People who do a lot of public speaking every now and then misspeak, slip up, get something wrong. That’s fine. That’s not what happened here. Pay attention to that last sentence, and who the target was. The source of this statement is not a gaff or a slip. Its source is something foul, putrid meat jiggling its cakehole, because it has no other quality. It takes a certain kind of person to say something like this.
Like so many neocons, like—here come all the same names again—Bush43, Cheney, no doubt a bunch of Democrats, and that piece of work Bolton, Trump is a chickenhawk. None of these ever suffer the consequences of any of their decisions, especially military ones. Bolton is especially interesting. Rumor has it at night he dresses up like Wyatt Earp (a la mode Kevin Costner) and envisions himself in a shoot out, the toughest hombre in town. Afterwards he teases, combs, waxes, then fondles his moustache.

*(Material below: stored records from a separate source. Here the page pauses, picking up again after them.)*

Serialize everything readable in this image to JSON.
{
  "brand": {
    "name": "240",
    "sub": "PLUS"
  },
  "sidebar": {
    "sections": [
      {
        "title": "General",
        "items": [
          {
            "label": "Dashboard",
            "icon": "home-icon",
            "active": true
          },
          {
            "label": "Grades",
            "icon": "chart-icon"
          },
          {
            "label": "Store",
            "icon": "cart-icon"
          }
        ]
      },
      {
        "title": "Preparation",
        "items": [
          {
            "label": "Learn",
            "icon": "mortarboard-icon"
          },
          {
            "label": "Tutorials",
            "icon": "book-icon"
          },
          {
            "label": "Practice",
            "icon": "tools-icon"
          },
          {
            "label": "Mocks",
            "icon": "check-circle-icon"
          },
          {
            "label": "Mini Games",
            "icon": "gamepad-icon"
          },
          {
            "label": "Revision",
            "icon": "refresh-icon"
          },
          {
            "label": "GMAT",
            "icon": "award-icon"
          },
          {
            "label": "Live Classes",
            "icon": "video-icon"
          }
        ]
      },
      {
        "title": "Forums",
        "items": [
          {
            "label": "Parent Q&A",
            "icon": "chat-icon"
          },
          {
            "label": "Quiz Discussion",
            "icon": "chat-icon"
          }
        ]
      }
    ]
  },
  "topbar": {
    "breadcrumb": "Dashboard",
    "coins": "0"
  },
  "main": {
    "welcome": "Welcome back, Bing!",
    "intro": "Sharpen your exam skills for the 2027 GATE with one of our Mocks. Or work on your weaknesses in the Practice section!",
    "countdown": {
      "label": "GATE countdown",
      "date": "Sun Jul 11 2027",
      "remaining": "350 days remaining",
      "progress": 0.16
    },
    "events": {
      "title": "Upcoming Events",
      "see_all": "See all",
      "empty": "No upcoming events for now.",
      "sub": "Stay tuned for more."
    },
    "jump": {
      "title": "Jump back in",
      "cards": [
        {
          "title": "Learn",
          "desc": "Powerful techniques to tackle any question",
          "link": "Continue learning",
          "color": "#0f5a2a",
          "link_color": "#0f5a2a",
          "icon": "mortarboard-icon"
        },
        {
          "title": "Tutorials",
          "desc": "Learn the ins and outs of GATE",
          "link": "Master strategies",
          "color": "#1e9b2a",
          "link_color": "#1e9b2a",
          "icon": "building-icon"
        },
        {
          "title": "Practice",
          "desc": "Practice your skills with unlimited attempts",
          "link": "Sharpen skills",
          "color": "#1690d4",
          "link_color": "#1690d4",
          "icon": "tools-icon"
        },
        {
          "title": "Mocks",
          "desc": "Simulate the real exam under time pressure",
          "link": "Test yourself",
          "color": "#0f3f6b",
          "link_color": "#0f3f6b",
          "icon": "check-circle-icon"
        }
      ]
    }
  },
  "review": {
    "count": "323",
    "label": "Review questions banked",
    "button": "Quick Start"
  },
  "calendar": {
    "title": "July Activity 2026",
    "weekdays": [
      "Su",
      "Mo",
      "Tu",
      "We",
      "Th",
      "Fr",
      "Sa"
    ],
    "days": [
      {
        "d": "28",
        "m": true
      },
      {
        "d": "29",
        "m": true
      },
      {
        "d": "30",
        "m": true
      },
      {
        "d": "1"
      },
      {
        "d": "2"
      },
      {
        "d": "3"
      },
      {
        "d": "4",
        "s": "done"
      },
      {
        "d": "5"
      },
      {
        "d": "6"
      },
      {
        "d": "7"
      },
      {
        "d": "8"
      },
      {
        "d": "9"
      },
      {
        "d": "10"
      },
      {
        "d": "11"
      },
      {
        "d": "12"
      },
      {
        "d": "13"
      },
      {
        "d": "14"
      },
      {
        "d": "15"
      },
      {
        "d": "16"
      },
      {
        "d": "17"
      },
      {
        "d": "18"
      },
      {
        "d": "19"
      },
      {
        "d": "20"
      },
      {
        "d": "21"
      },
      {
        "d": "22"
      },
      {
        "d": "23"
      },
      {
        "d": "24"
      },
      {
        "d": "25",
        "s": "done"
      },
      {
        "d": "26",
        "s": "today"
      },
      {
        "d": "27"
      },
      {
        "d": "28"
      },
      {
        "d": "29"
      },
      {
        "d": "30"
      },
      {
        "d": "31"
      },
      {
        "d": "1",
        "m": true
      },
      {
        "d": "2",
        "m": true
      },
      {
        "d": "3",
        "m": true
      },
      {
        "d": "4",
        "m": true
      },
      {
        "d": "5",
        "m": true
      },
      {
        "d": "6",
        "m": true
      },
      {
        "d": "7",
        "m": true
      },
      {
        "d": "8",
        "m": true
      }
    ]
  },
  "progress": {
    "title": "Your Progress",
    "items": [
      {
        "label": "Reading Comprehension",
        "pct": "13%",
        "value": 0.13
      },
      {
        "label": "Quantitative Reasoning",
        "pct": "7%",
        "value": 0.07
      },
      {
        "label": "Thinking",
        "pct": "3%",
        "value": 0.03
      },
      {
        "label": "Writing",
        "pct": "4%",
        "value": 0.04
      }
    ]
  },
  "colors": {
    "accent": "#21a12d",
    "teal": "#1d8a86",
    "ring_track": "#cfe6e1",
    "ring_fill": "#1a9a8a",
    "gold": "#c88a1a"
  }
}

It seems Trump will be speaking in front of the Lincoln Memorial. I’m more of Jefferson Memorial guy, myself, but both venues are good.
In 1862 Lincoln said:
The dogmas of the quiet past are inadequate to the stormy present. The occasion is piled high with difficulty, and we must rise with the occasion. As our case is new, so must think anew and act anew. We must disenthrall ourselves.
At the time of this writing, about 2100 hours Central European Time on July 4th, Trump just tweated about a House representative who decided to leave the Republican party:
Great news for the Republican Party as one of the dumbest & most disloyal men in Congress is “quitting” the Party. No Collusion, No Obstruction. Knew he couldn’t get the nomination to run again in the Great State of Michigan. Already being challenged for his seat. A total loser!
In the good book it says a tree is known by the fruit it bears. The man is known by the tweets he types.
But this particular representative should feel good. To paraphrase Freud: Trump as your enemy, much honor.
Politicians should stay away from tanks. Two examples. In the case of Mussolini, proximity to tanks makes you think you are a descendant of Scipio Africanus. You aren’t. In the case of Dukkakais, you might think that riding around in a tank makes you look tough. It’s the opposite.
In the last forty years, the United States has become increasingly a financialized and militarized country. More and more the government enables and protects business and industry, the rich and powerful; the rest of us, which is nearly all of us, are a secondary or tertiary consideration. More and more the country is involved in overseas conflicts, the primary beneficiaries being those who supply the material for this involvements.
I grew up on Army bases: in Kansas, Texas, Washington state, and near Washington, D.C., where Quantico Marine Base, Fort Belvoir, Andrews Air Force Base, and a host of other military installations are nearby. The Pentagon is across the Potomac River, in Virginia. But no where among the government offices, museums, and memorials, was there any hint of anything militaristic. There’s something fundamentally wrong tanks parading on the streets of Washington, D.C. The glorification of war by the unitiated is disturbing.
On this July 4th I’ve found myself thinking about tanks and parades. To the former I’ve been thinking about the lone protestor, known as Tank Man, who on June 5, 1989, stood in front a column of tanks in Tiananmen Square. About parades, I’ve been pondering Ferris Bueller. Will one or the other show up during Trump’s parade? We need them both.